I hope and pray that the outbreak will be controlled soon. I had been concerned that the outbreak was a revival of the Spanish 1918 flu. As you may know, there were a couple of expeditions to exhume tissue containing live H1N1 Spanish Flu virus. I know that the expedition to Alaska was successful and did bring back live virus (albeit I do not know the condition of the virus i.e. if it would still infect.)
I was very much against such an expedition. I have been researching Chinese research and have been unable to find any expedition to retreve live Spanish Flu virus. So, that is some good news.

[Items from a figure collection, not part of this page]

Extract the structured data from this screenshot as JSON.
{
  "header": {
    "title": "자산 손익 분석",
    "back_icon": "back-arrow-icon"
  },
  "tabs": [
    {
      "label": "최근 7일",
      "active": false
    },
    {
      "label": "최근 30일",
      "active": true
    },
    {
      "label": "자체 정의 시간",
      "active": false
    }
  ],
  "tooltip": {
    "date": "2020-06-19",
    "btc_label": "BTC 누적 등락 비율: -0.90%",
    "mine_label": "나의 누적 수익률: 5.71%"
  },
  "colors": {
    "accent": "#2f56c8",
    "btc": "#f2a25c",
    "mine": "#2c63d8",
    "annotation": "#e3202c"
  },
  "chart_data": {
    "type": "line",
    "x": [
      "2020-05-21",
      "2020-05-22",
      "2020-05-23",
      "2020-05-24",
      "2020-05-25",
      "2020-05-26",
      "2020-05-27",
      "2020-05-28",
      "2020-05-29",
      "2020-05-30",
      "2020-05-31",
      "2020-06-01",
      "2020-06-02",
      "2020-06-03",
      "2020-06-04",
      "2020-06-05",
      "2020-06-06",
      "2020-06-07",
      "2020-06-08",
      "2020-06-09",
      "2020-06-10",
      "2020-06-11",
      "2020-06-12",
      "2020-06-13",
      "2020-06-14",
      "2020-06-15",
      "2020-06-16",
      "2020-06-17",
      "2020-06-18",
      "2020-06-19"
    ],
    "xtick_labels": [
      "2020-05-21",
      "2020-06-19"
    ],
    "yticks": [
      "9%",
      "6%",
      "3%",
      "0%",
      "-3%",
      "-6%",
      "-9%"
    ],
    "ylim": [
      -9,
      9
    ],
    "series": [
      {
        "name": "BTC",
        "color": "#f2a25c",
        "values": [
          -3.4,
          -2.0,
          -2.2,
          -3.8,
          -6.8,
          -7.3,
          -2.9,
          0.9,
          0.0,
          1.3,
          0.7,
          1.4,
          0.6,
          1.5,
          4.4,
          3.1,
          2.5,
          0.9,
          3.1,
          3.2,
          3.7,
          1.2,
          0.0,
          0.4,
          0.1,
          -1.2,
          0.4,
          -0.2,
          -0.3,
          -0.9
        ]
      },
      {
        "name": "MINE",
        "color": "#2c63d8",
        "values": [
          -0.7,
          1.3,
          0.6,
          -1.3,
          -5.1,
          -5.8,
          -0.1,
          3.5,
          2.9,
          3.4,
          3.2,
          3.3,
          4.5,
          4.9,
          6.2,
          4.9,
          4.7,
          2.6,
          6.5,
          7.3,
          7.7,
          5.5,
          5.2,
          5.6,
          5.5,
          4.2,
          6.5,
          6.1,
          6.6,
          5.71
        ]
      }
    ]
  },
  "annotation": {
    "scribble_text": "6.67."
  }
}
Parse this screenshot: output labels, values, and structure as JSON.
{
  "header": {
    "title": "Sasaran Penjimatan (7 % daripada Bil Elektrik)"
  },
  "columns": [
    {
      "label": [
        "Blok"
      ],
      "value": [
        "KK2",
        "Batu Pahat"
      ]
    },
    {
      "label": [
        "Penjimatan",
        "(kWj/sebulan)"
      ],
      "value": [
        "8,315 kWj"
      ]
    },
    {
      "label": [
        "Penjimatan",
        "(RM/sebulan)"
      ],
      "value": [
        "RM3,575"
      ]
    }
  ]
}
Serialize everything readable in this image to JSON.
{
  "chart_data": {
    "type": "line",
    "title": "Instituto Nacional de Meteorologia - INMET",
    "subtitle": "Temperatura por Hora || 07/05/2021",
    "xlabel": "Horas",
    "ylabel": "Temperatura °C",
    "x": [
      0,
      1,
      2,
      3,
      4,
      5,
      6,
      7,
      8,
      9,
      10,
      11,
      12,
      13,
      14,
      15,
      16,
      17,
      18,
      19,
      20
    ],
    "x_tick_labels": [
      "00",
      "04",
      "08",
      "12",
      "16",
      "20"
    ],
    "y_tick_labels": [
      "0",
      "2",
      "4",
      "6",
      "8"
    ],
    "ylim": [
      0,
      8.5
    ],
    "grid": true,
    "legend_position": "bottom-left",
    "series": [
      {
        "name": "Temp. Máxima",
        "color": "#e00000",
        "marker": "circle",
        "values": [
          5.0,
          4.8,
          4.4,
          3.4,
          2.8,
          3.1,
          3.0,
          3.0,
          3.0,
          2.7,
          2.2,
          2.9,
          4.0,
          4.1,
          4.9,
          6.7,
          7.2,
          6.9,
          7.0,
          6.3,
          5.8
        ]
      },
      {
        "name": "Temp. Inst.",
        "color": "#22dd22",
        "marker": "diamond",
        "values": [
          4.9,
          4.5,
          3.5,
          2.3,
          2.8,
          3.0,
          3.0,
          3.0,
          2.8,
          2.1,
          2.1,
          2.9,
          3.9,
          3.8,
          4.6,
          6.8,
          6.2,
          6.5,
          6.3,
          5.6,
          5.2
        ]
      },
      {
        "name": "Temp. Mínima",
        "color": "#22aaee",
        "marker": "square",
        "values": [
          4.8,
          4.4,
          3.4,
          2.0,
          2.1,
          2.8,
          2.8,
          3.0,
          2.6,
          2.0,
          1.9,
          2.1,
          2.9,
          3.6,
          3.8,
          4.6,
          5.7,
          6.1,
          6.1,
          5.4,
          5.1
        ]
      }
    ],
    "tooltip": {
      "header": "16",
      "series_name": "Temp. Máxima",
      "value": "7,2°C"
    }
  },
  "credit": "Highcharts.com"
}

I do think that the news stories regrding this outbreak is missing the point. I feel that they are concentrating on the outbreak and missing the point about the emerging and mutating of so many paramyxoviruses. There was even a mutation of measles and, also mumps virus over the past two years. One must ask WHY? Will paramyxoviruses mutate into a virulent strain that would cause a pandemic? Will they mutate so deadly as to kill 70% of the infected, as we see with Ebola? My concern is WHY are paramyxoviruses emerging and mutating? They, unlike other viral families, infected the widest range of life on earth, i.e. plants to animals, snakes, humans etc etc.
I will post your article. BTW that was a very interesting addition re the microbiologists and Dr. Nguyen's CSIRO lab. Excellent.